Grosshans has identified four parenting styles that most often result in IFP. Her first objective with parents is to open their eyes. “They have to understand what they’ve been doing unintentionally has transferred power to their kids. I start by teaching them the four parenting styles so they can understand better who they are as parents. Then I delve into the top 10 parenting missteps that fuel opposition and protest in kids. I teach parents a discipline strategy and give them practice to prevent an imbalance of family power from starting — and if it already exists, ways they can correct it. They will come away with core truths in a parent-child relationship that are extremely timely but also timeless.”

She says she seems to have hit a nerve not only with parents but grandparents as well. “They’ve watched their own children parenting and they are horrified, not able to put their finger on what’s wrong. They tell me their grandchildren are unruly, demanding, have no manners, no capacity for self-control, and are entitled. Grandparents will call me up after hearing me speak or reading my book and say, ‘oh my gosh, I’m so glad you’re talking about this, thank you so much.’”

Grosshans grew up in Cincinnati, Ohio. She is the middle child, with brothers on either side. Her father was a professor of sociology and human ecology at the University of Cincinnati, and her mother was a homemaker. Grosshans received her masters and doctorate degrees from Ohio State University, followed by internships at Children’s Hospital in Boston and Harvard University Medical School. A frequent speaker in the national network of Montessori she has also taught child development courses at Princeton Center for Montessori Teacher Education for more than eight years.

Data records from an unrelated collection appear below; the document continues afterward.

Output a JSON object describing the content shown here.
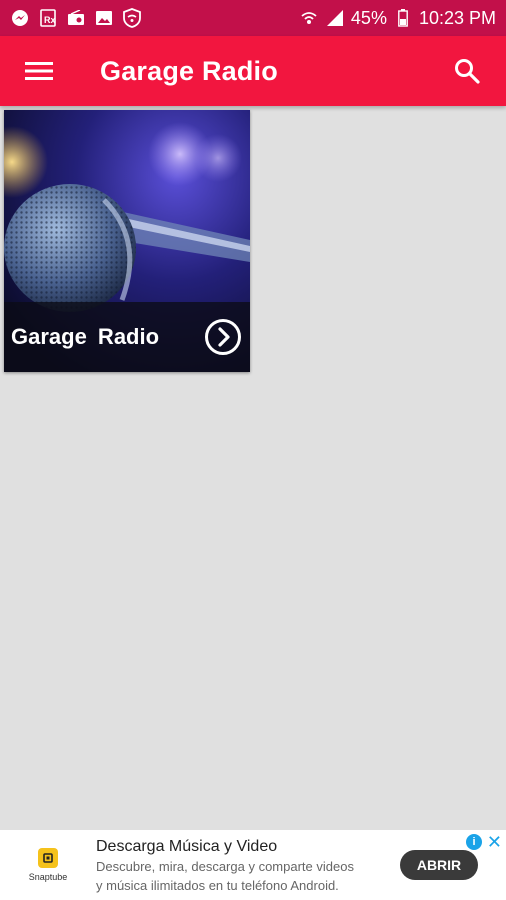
{
  "status_bar": {
    "battery": "45%",
    "time": "10:23 PM",
    "icons": [
      "messenger-icon",
      "rx-icon",
      "radio-icon",
      "image-icon",
      "shield-wifi-icon",
      "wifi-icon",
      "signal-icon",
      "battery-icon"
    ]
  },
  "app_bar": {
    "title": "Garage Radio",
    "menu_icon": "hamburger-menu-icon",
    "search_icon": "search-icon"
  },
  "card": {
    "title": "Garage  Radio",
    "arrow_icon": "chevron-right-circle-icon"
  },
  "ad": {
    "brand": "Snaptube",
    "title": "Descarga Música y Video",
    "description_line1": "Descubre, mira, descarga y comparte videos",
    "description_line2": "y música ilimitados en tu teléfono Android.",
    "cta": "ABRIR"
  },
  "colors": {
    "status_bar": "#c2104a",
    "app_bar": "#f2163f",
    "background": "#e0e0e0"
  }
}
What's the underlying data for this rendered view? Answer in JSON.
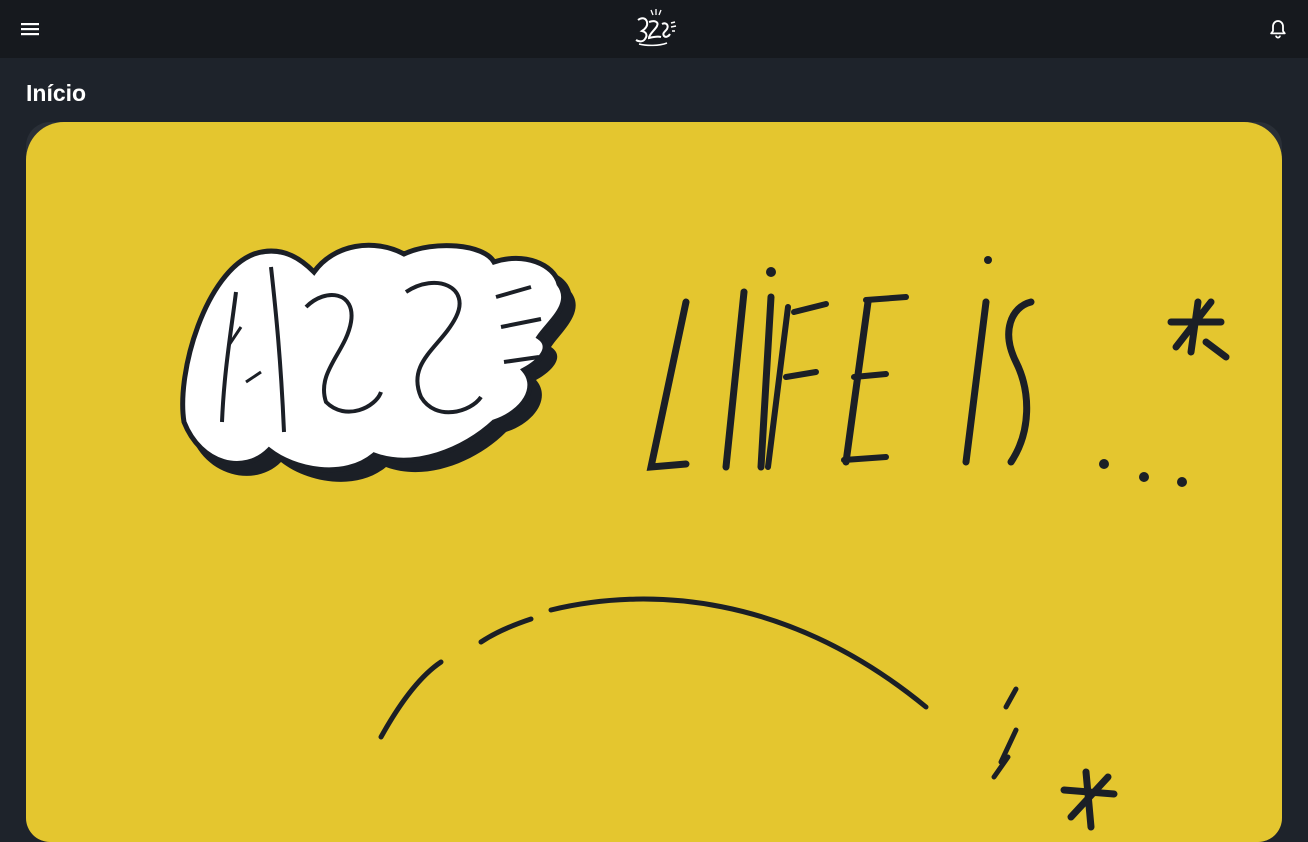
{
  "header": {
    "menu_icon": "hamburger-menu-icon",
    "logo_icon": "graffiti-logo-icon",
    "notification_icon": "bell-icon"
  },
  "page": {
    "title": "Início"
  },
  "feed": {
    "card_image": "yellow-illustration-life-is",
    "colors": {
      "card_background": "#e4c62f",
      "ink": "#1b1f26",
      "header_background": "#16191e",
      "page_background": "#1e232b"
    }
  }
}
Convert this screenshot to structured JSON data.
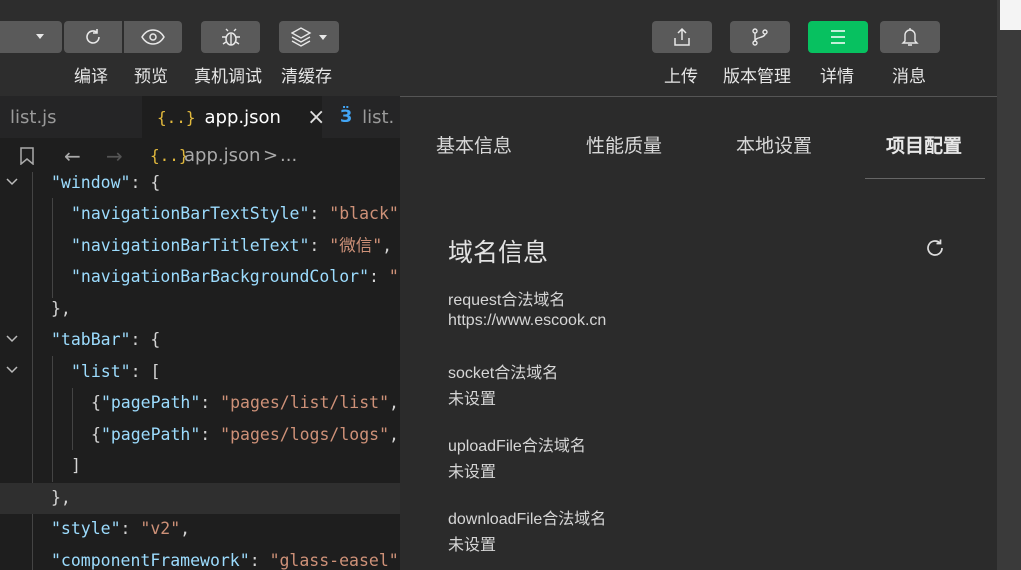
{
  "toolbar": {
    "left_buttons": [
      {
        "label": "编译"
      },
      {
        "label": "预览"
      },
      {
        "label": "真机调试"
      },
      {
        "label": "清缓存"
      }
    ],
    "right_buttons": [
      {
        "label": "上传"
      },
      {
        "label": "版本管理"
      },
      {
        "label": "详情"
      },
      {
        "label": "消息"
      }
    ],
    "accent": "#07c160"
  },
  "editor": {
    "tabs": [
      {
        "label": "list.js"
      },
      {
        "label": "app.json",
        "icon": "{..}"
      },
      {
        "label": "list."
      }
    ],
    "breadcrumb": {
      "icon": "{..}",
      "file": "app.json",
      "sep": ">",
      "more": "..."
    },
    "code": [
      "\"window\": {",
      "\"navigationBarTextStyle\": \"black\"",
      "\"navigationBarTitleText\": \"微信\",",
      "\"navigationBarBackgroundColor\": \"",
      "},",
      "\"tabBar\": {",
      "\"list\": [",
      "{\"pagePath\": \"pages/list/list\",",
      "{\"pagePath\": \"pages/logs/logs\",",
      "]",
      "},",
      "\"style\": \"v2\",",
      "\"componentFramework\": \"glass-easel\""
    ]
  },
  "panel": {
    "tabs": [
      {
        "label": "基本信息"
      },
      {
        "label": "性能质量"
      },
      {
        "label": "本地设置"
      },
      {
        "label": "项目配置"
      }
    ],
    "section_title": "域名信息",
    "domains": [
      {
        "label": "request合法域名",
        "value": "https://www.escook.cn"
      },
      {
        "label": "socket合法域名",
        "value": "未设置"
      },
      {
        "label": "uploadFile合法域名",
        "value": "未设置"
      },
      {
        "label": "downloadFile合法域名",
        "value": "未设置"
      }
    ]
  }
}
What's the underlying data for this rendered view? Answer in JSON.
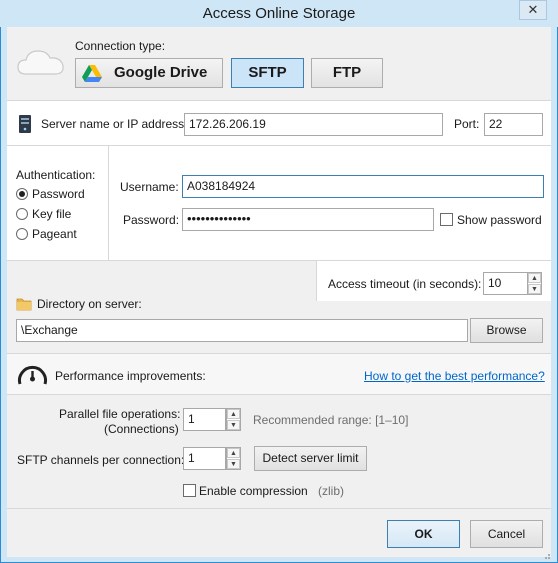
{
  "window": {
    "title": "Access Online Storage",
    "close": "✕"
  },
  "connection": {
    "label": "Connection type:",
    "options": [
      {
        "label": "Google Drive",
        "selected": false
      },
      {
        "label": "SFTP",
        "selected": true
      },
      {
        "label": "FTP",
        "selected": false
      }
    ]
  },
  "server": {
    "label": "Server name or IP address:",
    "value": "172.26.206.19",
    "port_label": "Port:",
    "port_value": "22"
  },
  "auth": {
    "label": "Authentication:",
    "options": [
      {
        "label": "Password",
        "selected": true
      },
      {
        "label": "Key file",
        "selected": false
      },
      {
        "label": "Pageant",
        "selected": false
      }
    ],
    "username_label": "Username:",
    "username_value": "A038184924",
    "password_label": "Password:",
    "password_value": "••••••••••••••",
    "show_password_label": "Show password",
    "show_password_checked": false
  },
  "timeout": {
    "label": "Access timeout (in seconds):",
    "value": "10"
  },
  "directory": {
    "label": "Directory on server:",
    "value": "\\Exchange",
    "browse": "Browse"
  },
  "performance": {
    "label": "Performance improvements:",
    "link": "How to get the best performance?",
    "parallel_label_line1": "Parallel file operations:",
    "parallel_label_line2": "(Connections)",
    "parallel_value": "1",
    "parallel_hint": "Recommended range: [1–10]",
    "channels_label": "SFTP channels per connection:",
    "channels_value": "1",
    "detect_button": "Detect server limit",
    "compression_label": "Enable compression",
    "compression_hint": "(zlib)",
    "compression_checked": false
  },
  "footer": {
    "ok": "OK",
    "cancel": "Cancel"
  },
  "colors": {
    "accent": "#2a8dd4",
    "selected_bg": "#cce4f7",
    "link": "#0066cc"
  },
  "icons": [
    "close-icon",
    "cloud-icon",
    "google-drive-icon",
    "server-icon",
    "folder-icon",
    "speedometer-icon",
    "spin-up-icon",
    "spin-down-icon",
    "resize-grip-icon"
  ]
}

She and her husband, an attorney, have two children, a son, 20, who is a junior in college, and a daughter, 15, who is a junior in high school. “When it came to raising my own children, I had great training but no answers of my own. However, I was instinctive about not giving my kids more power than they should have and so there are a lot of difficulties I haven’t had to deal with. My kids are responsible and successful, and everybody comments on how mature they are,” she says.

Grosshans says parents talk to their kids today in a manner that is trying to get them to be cooperative. But, she states, it is the parents’ agenda that needs to prevail 90 percent of the time. “We know better. We are wiser, more experienced, and understand the truth of what is happening. However, in the face of their children’s protests and resistances, parents end up accommodating them so it is the child who is leading the way and that is not the way it should be.” Taking back the power that is rightfully theirs, giving their children just enough, and balancing the tilt, is a huge step on the path toward family happiness.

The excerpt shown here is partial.